2. A method for simultaneous detection of 63 persistent organic pollutants in soil according to claim 1, wherein in said step S1, the control experimental apparatus comprises: a gas chromatograph-mass spectrometer, a microwave extraction instrument, a rotary evaporator and a nitrogen blower; the reagent comprises: n-hexane and acetone; the apparatus for the purification method comparison experiment comprises: a gas chromatograph-mass spectrometer, a microwave extraction instrument, a set of rotary evaporator, a nitrogen blower and a set of solid phase extraction device; the reagent comprises: n-hexane, dichloromethane, acetone, magnesium silicate solid phase extraction column, microporous filter membrane and quartz sand.
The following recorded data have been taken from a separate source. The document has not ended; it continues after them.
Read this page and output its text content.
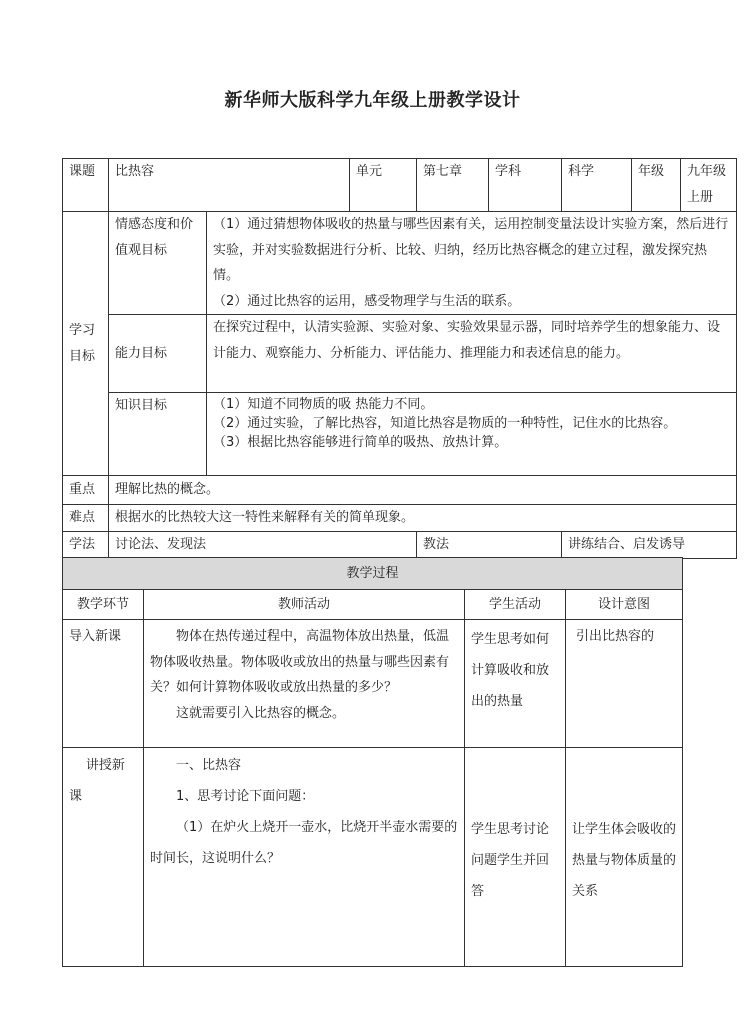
新华师大版科学九年级上册教学设计
课题	比热容		单元	第七章	学科	科学	年级	九年级上册
学习目标	情感态度和价值观目标	（1）通过猜想物体吸收的热量与哪些因素有关，运用控制变量法设计实验方案，然后进行实验，并对实验数据进行分析、比较、归纳，经历比热容概念的建立过程，激发探究热情。

（2）通过比热容的运用，感受物理学与生活的联系。						

	能力目标	在探究过程中，认清实验源、实验对象、实验效果显示器，同时培养学生的想象能力、设计能力、观察能力、分析能力、评估能力、推理能力和表述信息的能力。						
	知识目标	（1）知道不同物质的吸 热能力不同。

（2）通过实验，了解比热容，知道比热容是物质的一种特性，记住水的比热容。

（3）根据比热容能够进行简单的吸热、放热计算。						

重点	理解比热的概念。							
难点	根据水的比热较大这一特性来解释有关的简单现象。							
学法	讨论法、发现法			教法		讲练结合、启发诱导		
教学过程			
教学环节	教师活动	学生活动	设计意图
导入新课	物体在热传递过程中，高温物体放出热量，低温物体吸收热量。物体吸收或放出的热量与哪些因素有关？如何计算物体吸收或放出热量的多少？

这就需要引入比热容的概念。	学生思考如何计算吸收和放出的热量	引出比热容的
讲授新课	一、比热容

1、思考讨论下面问题：

（1）在炉火上烧开一壶水，比烧开半壶水需要的时间长，这说明什么？	学生思考讨论问题学生并回答	让学生体会吸收的热量与物体质量的关系
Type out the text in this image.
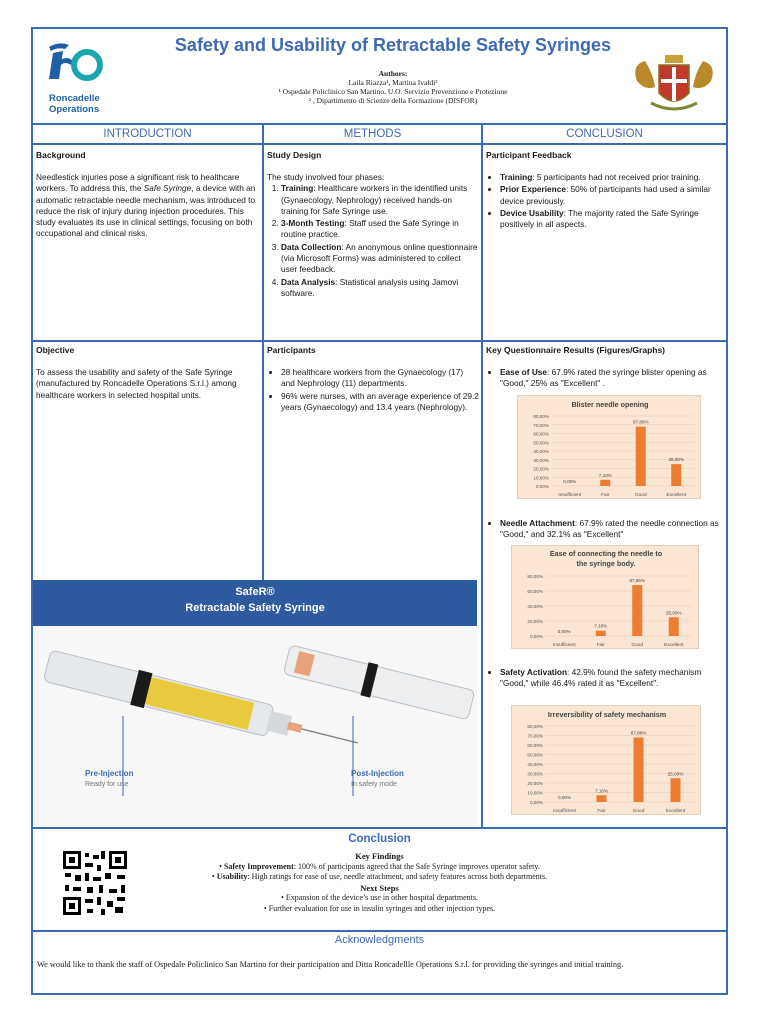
Roncadelle
Operations
Safety and Usability of Retractable Safety Syringes
Authors:
Laila Riazza¹, Martina Ivaldi²
¹ Ospedale Policlinico San Martino, U.O. Servizio Prevenzione e Protezione
² , Dipartimento di Scienze della Formazione (DISFOR)
INTRODUCTION	METHODS	CONCLUSION
Background
Needlestick injuries pose a significant risk to healthcare workers. To address this, the Safe Syringe, a device with an automatic retractable needle mechanism, was introduced to reduce the risk of injury during injection procedures. This study evaluates its use in clinical settings, focusing on both occupational and clinical risks.
Objective
To assess the usability and safety of the Safe Syringe (manufactured by Roncadelle Operations S.r.l.) among healthcare workers in selected hospital units.
Study Design
The study involved four phases:
1. Training: Healthcare workers in the identified units (Gynaecology, Nephrology) received hands-on training for Safe Syringe use.
2. 3-Month Testing: Staff used the Safe Syringe in routine practice.
3. Data Collection: An anonymous online questionnaire (via Microsoft Forms) was administered to collect user feedback.
4. Data Analysis: Statistical analysis using Jamovi software.
Participants
• 28 healthcare workers from the Gynaecology (17) and Nephrology (11) departments.
• 96% were nurses, with an average experience of 29.2 years (Gynaecology) and 13.4 years (Nephrology).
Participant Feedback
• Training: 5 participants had not received prior training.
• Prior Experience: 50% of participants had used a similar device previously.
• Device Usability: The majority rated the Safe Syringe positively in all aspects.
Key Questionnaire Results (Figures/Graphs)
• Ease of Use: 67.9% rated the syringe blister opening as "Good," 25% as "Excellent" .
Blister needle opening
0,00%
10,00%
20,00%
30,00%
40,00%
50,00%
60,00%
70,00%
80,00%
0,00%
Insufficient
7,10%
Fair
67,86%
Good
25,00%
Excellent
• Needle Attachment: 67.9% rated the needle connection as "Good," and 32.1% as "Excellent"
Ease of connecting the needle to
the syringe body.
0,00%
20,00%
40,00%
60,00%
80,00%
0,00%
Insufficient
7,10%
Fair
67,86%
Good
25,00%
Excellent
• Safety Activation: 42.9% found the safety mechanism "Good," while 46.4% rated it as "Excellent".
Irreversibility of safety mechanism
0,00%
10,00%
20,00%
30,00%
40,00%
50,00%
60,00%
70,00%
80,00%
0,00%
Insufficient
7,10%
Fair
67,86%
Good
25,00%
Excellent
SafeR®
Retractable Safety Syringe
Pre-Injection
Ready for use
Post-Injection
In safety mode
Conclusion
Key Findings
• Safety Improvement: 100% of participants agreed that the Safe Syringe improves operator safety.
• Usability: High ratings for ease of use, needle attachment, and safety features across both departments.
Next Steps
• Expansion of the device’s use in other hospital departments.
• Further evaluation for use in insulin syringes and other injection types.
Acknowledgments
We would like to thank the staff of Ospedale Policlinico San Martino for their participation and Ditta Roncadellle Operations S.r.l. for providing the syringes and initial training.
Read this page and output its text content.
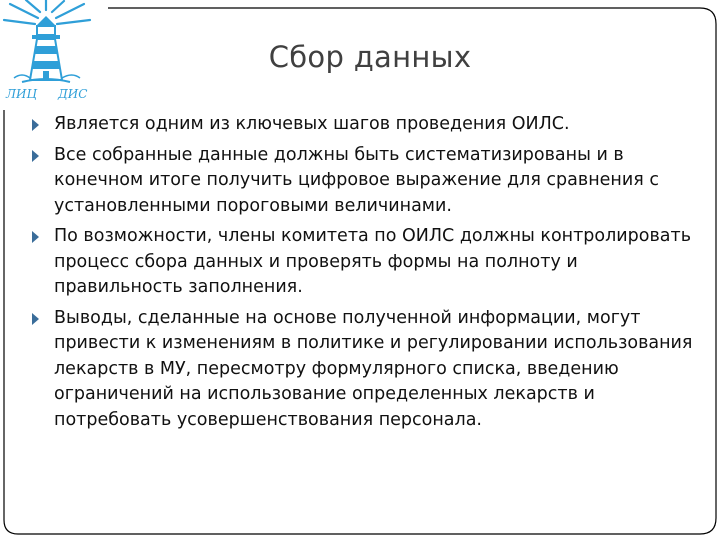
ЛИЦ ДИС
Сбор данных
Является одним из ключевых шагов проведения ОИЛС.
Все собранные данные должны быть систематизированы и в конечном итоге получить цифровое выражение для сравнения с установленными пороговыми величинами.
По возможности, члены комитета по ОИЛС должны контролировать процесс сбора данных и проверять формы на полноту и правильность заполнения.
Выводы, сделанные на основе полученной информации, могут привести к изменениям в политике и регулировании использования лекарств в МУ, пересмотру формулярного списка, введению ограничений на использование определенных лекарств и потребовать усовершенствования персонала.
3. A method for simultaneously detecting 63 persistent organic pollutants in soil according to claim 1, wherein in step S1, said material further comprises: the standard substance with the target compound in the soil is used for experimental tests, and comprises 18 PCBs standard substances in the soil, 23 OCPs standard substances in the soil, 16 PAHs standard substances in the soil and 6 PAEs standard substances in the soil.

4. The method for simultaneously detecting 63 persistent organic pollutants in soil as recited in claim 1, wherein said 5 deuterated polycyclic aromatic hydrocarbon mixed standards comprise: d (D) ₈ Naphthalene, D ₁₀ Acenaphthene, D ₁₀ Phenanthrone, D ₁₂ chrysene and D ₁₂ Perylene.

5. A method for simultaneously detecting 63 persistent organic pollutants in soil according to claim 1, wherein said 5 types of pollutants are selected from the group consisting of ¹³ The C-labeled organochlorine pesticide comprises: ¹³ C-α-six, ¹³ C-γChlordane, ¹³ C-o,p'-DDE， ¹³ C-p, p'-DDD， ¹³ C-p,p'DDT,5 kinds ¹³ The C-labeled polychlorinated biphenyl includes: ¹³ C-PCB28、 ¹³

C-PCB52、 ¹³ C-PCB 101、 ¹³ C-PCB153 ¹³ C-PCB180。